I believe that it should be socially acceptable for any and every woman to demand that a man prove that he has a suitably large penis before she goes out with him. As far as I’m concerned, it is incumbent on men to prove that they are useful to a woman. Women can almost always tell immediately whether a man has a big bank account, but the size of a male’s penis is always in doubt until She can see him with a hard-on. Under a female supremacist government, headed of course by Yours Truly, every male would be examined by the Penis Police and given an official measurement. This number would appear on their Slave ID cards. This would drastically reduce the incidence of tiny toms lying to a woman about their cock size in the hopes She’ll go through with sex later when She finally sees it, out of pity… or the bizarre delusion that size doesn’t matter. Obviously, due to the extreme stupidity and selfishness of many pindick losers, it would be necessary to enforce this law harshly; with small penis humiliation in public, for example. Furthermore, any penis deemed unsuitable for contact with a woman, whether due to its pathetic puny size, or offensive odor, or grotesque appearance, would of course be locked up in chastity by order of the Imperious One, Her Divinity, Katherine the Cruel.

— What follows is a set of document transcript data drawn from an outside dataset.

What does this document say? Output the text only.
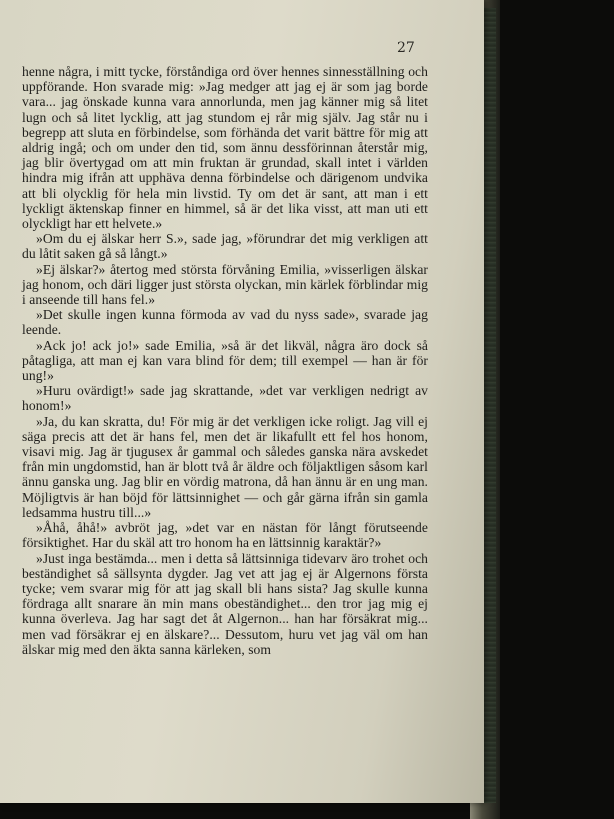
27

henne några, i mitt tycke, förståndiga ord över hennes sinnesställning och uppförande. Hon svarade mig: »Jag medger att jag ej är som jag borde vara... jag önskade kunna vara annorlunda, men jag känner mig så litet lugn och så litet lycklig, att jag stundom ej rår mig själv. Jag står nu i begrepp att sluta en förbindelse, som förhända det varit bättre för mig att aldrig ingå; och om under den tid, som ännu dessförinnan återstår mig, jag blir övertygad om att min fruktan är grundad, skall intet i världen hindra mig ifrån att upphäva denna förbindelse och därigenom undvika att bli olycklig för hela min livstid. Ty om det är sant, att man i ett lyckligt äktenskap finner en himmel, så är det lika visst, att man uti ett olyckligt har ett helvete.»

»Om du ej älskar herr S.», sade jag, »förundrar det mig verkligen att du låtit saken gå så långt.»

»Ej älskar?» återtog med största förvåning Emilia, »visserligen älskar jag honom, och däri ligger just största olyckan, min kärlek förblindar mig i anseende till hans fel.»

»Det skulle ingen kunna förmoda av vad du nyss sade», svarade jag leende.

»Ack jo! ack jo!» sade Emilia, »så är det likväl, några äro dock så påtagliga, att man ej kan vara blind för dem; till exempel — han är för ung!»

»Huru ovärdigt!» sade jag skrattande, »det var verkligen nedrigt av honom!»

»Ja, du kan skratta, du! För mig är det verkligen icke roligt. Jag vill ej säga precis att det är hans fel, men det är likafullt ett fel hos honom, visavi mig. Jag är tjugusex år gammal och således ganska nära avskedet från min ungdomstid, han är blott två år äldre och följaktligen såsom karl ännu ganska ung. Jag blir en vördig matrona, då han ännu är en ung man. Möjligtvis är han böjd för lättsinnighet — och går gärna ifrån sin gamla ledsamma hustru till...»

»Åhå, åhå!» avbröt jag, »det var en nästan för långt förutseende försiktighet. Har du skäl att tro honom ha en lättsinnig karaktär?»

»Just inga bestämda... men i detta så lättsinniga tidevarv äro trohet och beständighet så sällsynta dygder. Jag vet att jag ej är Algernons första tycke; vem svarar mig för att jag skall bli hans sista? Jag skulle kunna fördraga allt snarare än min mans obeständighet... den tror jag mig ej kunna överleva. Jag har sagt det åt Algernon... han har försäkrat mig... men vad försäkrar ej en älskare?... Dessutom, huru vet jag väl om han älskar mig med den äkta sanna kärleken, som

This policy would not only save women from wasting Our precious time (and bodies!) on inferior specimens of manhood, but over time it would remove their undesirable genetic material from the gene pool. For now, ladies, do your part for the Feminocracy and join Me in humiliating and degrading any pindick pansy who crosses your path!

That is a great idea Goddess Kat!
Girl Power! i always know women are the future of the world! it’s a realy great idea! i agree!
so wise thoughts, i do agree as it is so apropriate and deserving
Almighty Goddess Kat: As always You are right, Supreme Goddess, and he should throw all his cash at her feet as a proove that he recognises her superiority. I kneel down at Your Holly feet on my hands and knees and crawl before You.